Liputan6.com, Jakarta - Mantan Menteri Luar Negeri Dino Patti Djalal menolak wacana dari pasal Penghinaan Presiden. Ia mengkhawatirkan potensi penyalahgunaan kekuasaan jika RUU itu diloloskan.
Dino menilai RUU itu bisa mengancam demokrasi Indonesia. Ia pun parlemen untuk bersikap bijaksana dan berpikiran ke depan dalam menangani RUU Penghinaan Presiden.
Advertisement
Baca Juga
RUU Penghinaan Presiden, pandangan saya sebaiknya jangan diloloskan. Sekali jadi UU, akan jadi permanen. Saya khawatir UU ini akan disalahgunakan presiden-presiden berikutnya yang kita tidak tahu siapa, dan akibatkan abuse of power yang ancam demokrasi Indonesia," ujar Dino melalui Twitternya, dikutip Minggu (13/6/2021).
"Semoga DPR arif dan bijaksana," ucap Dino.
Re RUU Penghinaan Presiden, pandangan sy sebaiknya JANGAN diloloskan. Sekali jadi UU, akan jadi permanen.

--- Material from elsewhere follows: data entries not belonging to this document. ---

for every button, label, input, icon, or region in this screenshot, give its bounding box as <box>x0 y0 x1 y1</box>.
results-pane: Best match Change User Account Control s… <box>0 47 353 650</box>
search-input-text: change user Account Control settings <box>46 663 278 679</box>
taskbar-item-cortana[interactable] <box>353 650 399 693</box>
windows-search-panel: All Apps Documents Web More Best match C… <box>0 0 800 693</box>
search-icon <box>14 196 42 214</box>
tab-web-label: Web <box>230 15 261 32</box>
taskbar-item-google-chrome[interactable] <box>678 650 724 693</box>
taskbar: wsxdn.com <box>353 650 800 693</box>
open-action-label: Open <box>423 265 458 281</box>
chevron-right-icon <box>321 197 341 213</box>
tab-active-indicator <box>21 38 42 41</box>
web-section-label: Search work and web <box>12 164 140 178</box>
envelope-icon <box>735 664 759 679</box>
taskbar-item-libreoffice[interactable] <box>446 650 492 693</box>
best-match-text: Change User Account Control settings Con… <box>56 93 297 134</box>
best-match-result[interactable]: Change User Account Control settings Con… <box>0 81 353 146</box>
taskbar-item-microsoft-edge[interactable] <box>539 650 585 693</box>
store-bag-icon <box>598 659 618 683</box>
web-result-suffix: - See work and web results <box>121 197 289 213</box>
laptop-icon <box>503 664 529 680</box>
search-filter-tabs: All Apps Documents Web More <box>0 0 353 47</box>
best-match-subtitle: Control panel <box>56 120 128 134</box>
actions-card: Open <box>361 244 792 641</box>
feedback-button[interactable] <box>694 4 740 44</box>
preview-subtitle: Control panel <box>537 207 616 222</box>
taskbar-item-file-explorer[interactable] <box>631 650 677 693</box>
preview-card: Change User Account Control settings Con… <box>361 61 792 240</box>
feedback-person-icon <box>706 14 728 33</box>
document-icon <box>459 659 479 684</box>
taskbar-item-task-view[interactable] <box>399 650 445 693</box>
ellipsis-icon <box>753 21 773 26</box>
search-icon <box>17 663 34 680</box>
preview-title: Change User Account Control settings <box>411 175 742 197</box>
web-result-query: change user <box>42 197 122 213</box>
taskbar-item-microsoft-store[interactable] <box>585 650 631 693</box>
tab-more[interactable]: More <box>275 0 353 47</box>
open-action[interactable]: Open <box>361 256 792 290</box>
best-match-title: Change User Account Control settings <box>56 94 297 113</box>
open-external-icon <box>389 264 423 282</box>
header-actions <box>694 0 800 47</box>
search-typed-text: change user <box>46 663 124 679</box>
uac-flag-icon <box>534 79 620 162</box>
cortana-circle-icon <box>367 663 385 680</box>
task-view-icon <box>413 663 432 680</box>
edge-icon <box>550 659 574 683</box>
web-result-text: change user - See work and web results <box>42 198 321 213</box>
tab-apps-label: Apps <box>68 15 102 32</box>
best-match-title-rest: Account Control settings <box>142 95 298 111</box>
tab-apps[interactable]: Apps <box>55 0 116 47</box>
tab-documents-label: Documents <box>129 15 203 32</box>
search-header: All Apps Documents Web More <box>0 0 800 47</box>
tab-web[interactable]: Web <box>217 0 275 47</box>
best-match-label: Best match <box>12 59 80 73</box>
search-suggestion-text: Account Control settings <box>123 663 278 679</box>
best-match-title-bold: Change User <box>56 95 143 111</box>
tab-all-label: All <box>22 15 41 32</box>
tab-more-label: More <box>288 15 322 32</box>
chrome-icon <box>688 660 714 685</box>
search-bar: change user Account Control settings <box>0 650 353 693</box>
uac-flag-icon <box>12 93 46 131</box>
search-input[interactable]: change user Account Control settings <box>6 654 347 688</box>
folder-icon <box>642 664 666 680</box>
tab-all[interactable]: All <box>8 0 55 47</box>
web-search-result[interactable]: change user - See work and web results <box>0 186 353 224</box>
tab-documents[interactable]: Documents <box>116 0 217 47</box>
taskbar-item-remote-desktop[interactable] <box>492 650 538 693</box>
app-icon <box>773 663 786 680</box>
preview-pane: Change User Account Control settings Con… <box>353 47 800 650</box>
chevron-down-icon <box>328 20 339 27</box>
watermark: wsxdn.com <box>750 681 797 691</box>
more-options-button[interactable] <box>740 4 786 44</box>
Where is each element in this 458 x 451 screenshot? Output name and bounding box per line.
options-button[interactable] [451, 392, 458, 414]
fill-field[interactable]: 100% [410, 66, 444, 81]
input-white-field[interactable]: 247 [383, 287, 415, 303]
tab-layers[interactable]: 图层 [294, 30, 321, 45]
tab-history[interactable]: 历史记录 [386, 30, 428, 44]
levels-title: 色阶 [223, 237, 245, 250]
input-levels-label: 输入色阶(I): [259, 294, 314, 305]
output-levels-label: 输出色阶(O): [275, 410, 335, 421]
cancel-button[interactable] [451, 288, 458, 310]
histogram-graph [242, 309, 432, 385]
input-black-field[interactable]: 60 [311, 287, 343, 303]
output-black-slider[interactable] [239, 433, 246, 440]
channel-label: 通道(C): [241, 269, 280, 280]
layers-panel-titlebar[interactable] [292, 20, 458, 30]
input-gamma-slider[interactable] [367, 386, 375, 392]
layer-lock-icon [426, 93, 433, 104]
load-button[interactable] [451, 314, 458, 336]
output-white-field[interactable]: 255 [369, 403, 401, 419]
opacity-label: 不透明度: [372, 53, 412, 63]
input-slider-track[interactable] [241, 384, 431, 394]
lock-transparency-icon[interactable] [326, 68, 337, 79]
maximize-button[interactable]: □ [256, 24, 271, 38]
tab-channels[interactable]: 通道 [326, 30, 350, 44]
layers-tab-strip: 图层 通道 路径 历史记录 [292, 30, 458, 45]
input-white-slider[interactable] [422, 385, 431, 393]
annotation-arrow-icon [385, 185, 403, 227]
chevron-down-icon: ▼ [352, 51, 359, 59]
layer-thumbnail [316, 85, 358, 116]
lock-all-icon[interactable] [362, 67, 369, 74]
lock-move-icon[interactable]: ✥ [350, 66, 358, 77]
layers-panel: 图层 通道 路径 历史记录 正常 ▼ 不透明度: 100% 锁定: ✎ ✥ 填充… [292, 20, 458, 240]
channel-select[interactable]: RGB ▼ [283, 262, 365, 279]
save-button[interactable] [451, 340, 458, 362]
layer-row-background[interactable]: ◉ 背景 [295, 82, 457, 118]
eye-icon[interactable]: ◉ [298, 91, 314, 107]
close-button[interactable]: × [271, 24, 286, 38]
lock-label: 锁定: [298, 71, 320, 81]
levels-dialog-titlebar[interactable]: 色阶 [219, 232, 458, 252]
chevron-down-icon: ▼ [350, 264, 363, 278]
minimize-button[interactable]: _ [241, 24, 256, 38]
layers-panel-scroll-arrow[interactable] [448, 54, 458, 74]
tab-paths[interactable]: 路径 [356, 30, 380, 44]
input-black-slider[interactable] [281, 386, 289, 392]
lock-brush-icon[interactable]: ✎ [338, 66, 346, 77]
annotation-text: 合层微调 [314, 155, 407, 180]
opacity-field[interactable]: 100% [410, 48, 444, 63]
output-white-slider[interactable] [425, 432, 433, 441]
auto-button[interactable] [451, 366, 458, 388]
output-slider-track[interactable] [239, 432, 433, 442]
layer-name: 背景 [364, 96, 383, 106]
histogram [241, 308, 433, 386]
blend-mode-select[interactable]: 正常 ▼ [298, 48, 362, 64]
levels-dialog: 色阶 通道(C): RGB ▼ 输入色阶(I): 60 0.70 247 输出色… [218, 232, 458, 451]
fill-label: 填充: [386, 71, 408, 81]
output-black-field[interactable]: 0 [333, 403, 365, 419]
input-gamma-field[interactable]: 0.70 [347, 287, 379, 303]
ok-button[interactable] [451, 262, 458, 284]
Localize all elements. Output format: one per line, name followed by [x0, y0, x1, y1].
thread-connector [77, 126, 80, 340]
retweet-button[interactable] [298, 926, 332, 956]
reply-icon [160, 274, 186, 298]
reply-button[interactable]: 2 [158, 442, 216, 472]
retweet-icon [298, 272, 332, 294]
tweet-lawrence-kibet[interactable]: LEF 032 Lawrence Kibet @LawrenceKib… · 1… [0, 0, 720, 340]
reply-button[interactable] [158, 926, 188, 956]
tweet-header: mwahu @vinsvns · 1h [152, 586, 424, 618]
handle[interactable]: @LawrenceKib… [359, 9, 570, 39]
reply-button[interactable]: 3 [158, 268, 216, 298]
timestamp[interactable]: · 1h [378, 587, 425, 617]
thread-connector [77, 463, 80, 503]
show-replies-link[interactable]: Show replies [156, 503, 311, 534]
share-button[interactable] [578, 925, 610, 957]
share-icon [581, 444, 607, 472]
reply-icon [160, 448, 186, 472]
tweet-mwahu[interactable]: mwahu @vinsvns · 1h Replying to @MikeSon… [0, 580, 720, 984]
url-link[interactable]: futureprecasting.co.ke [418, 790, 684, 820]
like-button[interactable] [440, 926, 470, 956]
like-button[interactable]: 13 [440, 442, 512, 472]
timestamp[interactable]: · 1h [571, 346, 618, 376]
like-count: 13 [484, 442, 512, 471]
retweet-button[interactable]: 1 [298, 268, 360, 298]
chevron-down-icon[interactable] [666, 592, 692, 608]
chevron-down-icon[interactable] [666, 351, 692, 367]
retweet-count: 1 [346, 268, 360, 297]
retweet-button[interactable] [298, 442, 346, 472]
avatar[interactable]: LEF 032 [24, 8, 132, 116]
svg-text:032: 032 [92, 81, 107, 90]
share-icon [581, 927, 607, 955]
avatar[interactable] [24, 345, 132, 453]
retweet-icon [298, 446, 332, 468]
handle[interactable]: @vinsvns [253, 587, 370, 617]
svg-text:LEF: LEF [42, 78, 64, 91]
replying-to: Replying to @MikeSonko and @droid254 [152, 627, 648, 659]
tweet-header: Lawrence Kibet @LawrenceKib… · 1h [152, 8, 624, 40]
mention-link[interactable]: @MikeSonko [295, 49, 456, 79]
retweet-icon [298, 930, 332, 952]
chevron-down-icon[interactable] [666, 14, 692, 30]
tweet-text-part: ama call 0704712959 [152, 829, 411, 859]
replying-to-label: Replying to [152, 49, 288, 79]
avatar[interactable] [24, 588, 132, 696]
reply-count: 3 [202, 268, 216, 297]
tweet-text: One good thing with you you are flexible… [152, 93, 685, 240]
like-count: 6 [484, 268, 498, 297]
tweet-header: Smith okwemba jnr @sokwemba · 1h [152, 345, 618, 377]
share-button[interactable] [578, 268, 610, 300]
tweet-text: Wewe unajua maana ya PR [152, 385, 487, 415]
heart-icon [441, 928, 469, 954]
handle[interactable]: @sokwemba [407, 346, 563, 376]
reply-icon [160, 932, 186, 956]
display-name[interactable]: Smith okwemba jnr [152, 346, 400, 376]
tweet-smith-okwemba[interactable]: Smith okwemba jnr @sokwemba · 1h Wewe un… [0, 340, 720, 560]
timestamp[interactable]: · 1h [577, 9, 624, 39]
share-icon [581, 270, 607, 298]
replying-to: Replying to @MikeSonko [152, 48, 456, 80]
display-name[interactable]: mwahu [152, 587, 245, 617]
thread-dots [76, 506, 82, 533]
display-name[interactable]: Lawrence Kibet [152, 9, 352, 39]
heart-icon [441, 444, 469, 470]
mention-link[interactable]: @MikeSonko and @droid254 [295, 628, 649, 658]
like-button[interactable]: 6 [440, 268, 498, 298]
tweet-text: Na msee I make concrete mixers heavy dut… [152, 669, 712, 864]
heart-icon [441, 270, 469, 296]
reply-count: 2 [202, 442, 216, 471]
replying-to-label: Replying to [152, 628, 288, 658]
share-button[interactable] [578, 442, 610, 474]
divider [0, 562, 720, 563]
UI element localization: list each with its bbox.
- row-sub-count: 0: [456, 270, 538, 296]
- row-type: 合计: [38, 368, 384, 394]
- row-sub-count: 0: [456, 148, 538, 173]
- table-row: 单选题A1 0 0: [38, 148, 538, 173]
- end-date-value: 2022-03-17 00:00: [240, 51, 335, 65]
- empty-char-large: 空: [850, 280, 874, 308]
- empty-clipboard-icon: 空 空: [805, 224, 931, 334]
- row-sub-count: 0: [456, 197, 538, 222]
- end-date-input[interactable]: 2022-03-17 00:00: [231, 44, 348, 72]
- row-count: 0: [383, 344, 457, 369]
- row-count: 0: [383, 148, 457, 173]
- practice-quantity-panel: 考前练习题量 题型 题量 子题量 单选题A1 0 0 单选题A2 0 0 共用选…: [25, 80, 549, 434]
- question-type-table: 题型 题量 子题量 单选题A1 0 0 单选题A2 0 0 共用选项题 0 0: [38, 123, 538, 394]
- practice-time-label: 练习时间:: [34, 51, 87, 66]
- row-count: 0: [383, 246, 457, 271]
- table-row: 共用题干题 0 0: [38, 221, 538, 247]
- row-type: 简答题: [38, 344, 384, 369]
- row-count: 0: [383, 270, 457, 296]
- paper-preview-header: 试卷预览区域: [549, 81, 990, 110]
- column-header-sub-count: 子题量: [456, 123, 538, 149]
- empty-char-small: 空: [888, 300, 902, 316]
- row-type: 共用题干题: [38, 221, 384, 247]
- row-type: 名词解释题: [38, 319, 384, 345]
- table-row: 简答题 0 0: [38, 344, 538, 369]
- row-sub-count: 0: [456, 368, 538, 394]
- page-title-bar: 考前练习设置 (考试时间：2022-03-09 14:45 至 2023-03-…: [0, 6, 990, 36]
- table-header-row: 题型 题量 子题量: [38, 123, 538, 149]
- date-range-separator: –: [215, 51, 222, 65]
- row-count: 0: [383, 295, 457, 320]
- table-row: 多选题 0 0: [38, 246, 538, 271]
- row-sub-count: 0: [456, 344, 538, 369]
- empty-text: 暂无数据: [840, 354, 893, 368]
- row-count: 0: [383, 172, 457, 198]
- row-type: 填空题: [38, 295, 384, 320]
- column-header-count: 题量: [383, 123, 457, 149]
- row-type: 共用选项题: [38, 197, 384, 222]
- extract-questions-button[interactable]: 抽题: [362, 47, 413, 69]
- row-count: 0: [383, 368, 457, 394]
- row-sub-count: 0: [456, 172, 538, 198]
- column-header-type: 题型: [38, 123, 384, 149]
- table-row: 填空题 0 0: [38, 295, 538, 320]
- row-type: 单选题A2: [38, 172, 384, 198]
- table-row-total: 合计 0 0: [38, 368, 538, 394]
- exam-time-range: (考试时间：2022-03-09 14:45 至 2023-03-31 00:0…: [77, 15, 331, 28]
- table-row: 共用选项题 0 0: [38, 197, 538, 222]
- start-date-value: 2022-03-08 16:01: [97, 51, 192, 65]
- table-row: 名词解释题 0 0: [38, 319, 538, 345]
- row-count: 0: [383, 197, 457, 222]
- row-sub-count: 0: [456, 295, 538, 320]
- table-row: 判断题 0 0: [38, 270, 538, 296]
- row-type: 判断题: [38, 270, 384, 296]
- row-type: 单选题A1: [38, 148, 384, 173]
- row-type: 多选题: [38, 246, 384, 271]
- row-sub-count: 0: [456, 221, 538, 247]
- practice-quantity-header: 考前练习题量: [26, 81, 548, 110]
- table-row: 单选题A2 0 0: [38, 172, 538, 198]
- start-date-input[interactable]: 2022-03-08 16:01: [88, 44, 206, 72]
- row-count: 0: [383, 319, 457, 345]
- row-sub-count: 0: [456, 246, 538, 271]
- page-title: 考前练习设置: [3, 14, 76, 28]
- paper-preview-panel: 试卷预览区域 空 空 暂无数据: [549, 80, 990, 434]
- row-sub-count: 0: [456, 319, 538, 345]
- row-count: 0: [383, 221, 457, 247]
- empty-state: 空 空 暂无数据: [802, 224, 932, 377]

Sy khawatir UU ini akan disalahgunakan Presiden2 berikutnya yg kita tidak tahu siapa, dan akibatkan abuse of power yg ancam demokrasi 🇮🇩. Semoga DPR arif dan bijaksana
— Dino Patti Djalal (@dinopattidjalal) June 12, 2021
Sebelumnya, Menteri Hukum dan Hak Asasi Manusia (Menkumham), Yasonna Laoly menegaskan bahwa pasal penghinaan presiden yang tercantum dalam draf RKUHP dengan yang ditiadakan Mahkamah Konstitusi (MK) merupakan dua hal berbeda. Menurut Yasonna hadirnya pasal penghinaan presiden dalam draf RKUHP merupakan jawaban atas kondisi masyarakat yang dianggapnya terlalu bebas untuk melontarkan hinaan terhadap pemimpin negara.
"Saya kira kita menjadi sangat liberal kalau kita membiarkan. Tadi dikatakan, kalau di Thailand malah lebih parah, jangan coba-coba menghina raja itu urusannya berat. Bahkan di Jepang sendiri atau beberapa negara hal yang lumrah," kata Yasonna di hadapan anggota Komisi III DPR RI dalam Rapat Kerja di Kompleks Parlemen, Jakarta, Rabu (9/6).
Yasonna berkata pasal penghinaan presiden dalam RKUHP merupakan delik aduan. Yasonna menyebut, pasal itu ditujukan bagi mereka yang menyerang harkat dan martabat presiden. Bukan mereka yang tengah melancarkan kritik.
"Kalau saya dikritik, Menkumham tak becus, lapas, imigrasi that's fine with me, tapi kalau sekali menyerang harkat dan martabat saya. Misalnya saya dikatakan anak haram, wah itu di kampung saya gak bisa itu. Anak PKI-lah, tunjukan pada saya kalau saya anak PKI, kalau gak bisa gua jorokkin lu," ujar Yasonna.
Beda dengan yang Dicabut MK?
Wakil Menteri Hukum dan HAM (Wamenkumham) Edward Omar Sharif Hiariej mengatakan, pasal penghinaan terhadap martabat presiden dan wakil presiden berbeda dalam RUU KUHP berbeda pasal yang sudah dicabut oleh Mahkamah Konstitusi. Perbedaannya jenis delik pasal tersebut.
"Pasal penghinaan itu adalah pasal penghinaan terhadap kepala negara, yang pertama, itu berbeda dengan yang sudah dicabut oleh Mahkamah Konstitusi," ujar Edward di Gedung DPR, Jakarta, Rabu (9/6/2021).
Delik pasal penghinaan presiden dalam RUU KUHP yang baru merupakan delik aduan, hanya presiden atau wakil presiden yang bisa melaporkan. Mahkamah Konstitusi sebelumnya mencabut pasal penghinaan yang merupakan delik biasa.
"Kalau dalam pembagian delik, pasal penghinaan yang dicabut oleh Mahkamah Konstitusi itu merupakan delik biasa. Sementara dalam RUU KHUP itu merupakan delik aduan," kata Edward.
"Kalau delik aduan, itu yang harus melapor sendiri adalah Presiden atau Wakil Presiden," sambungnya.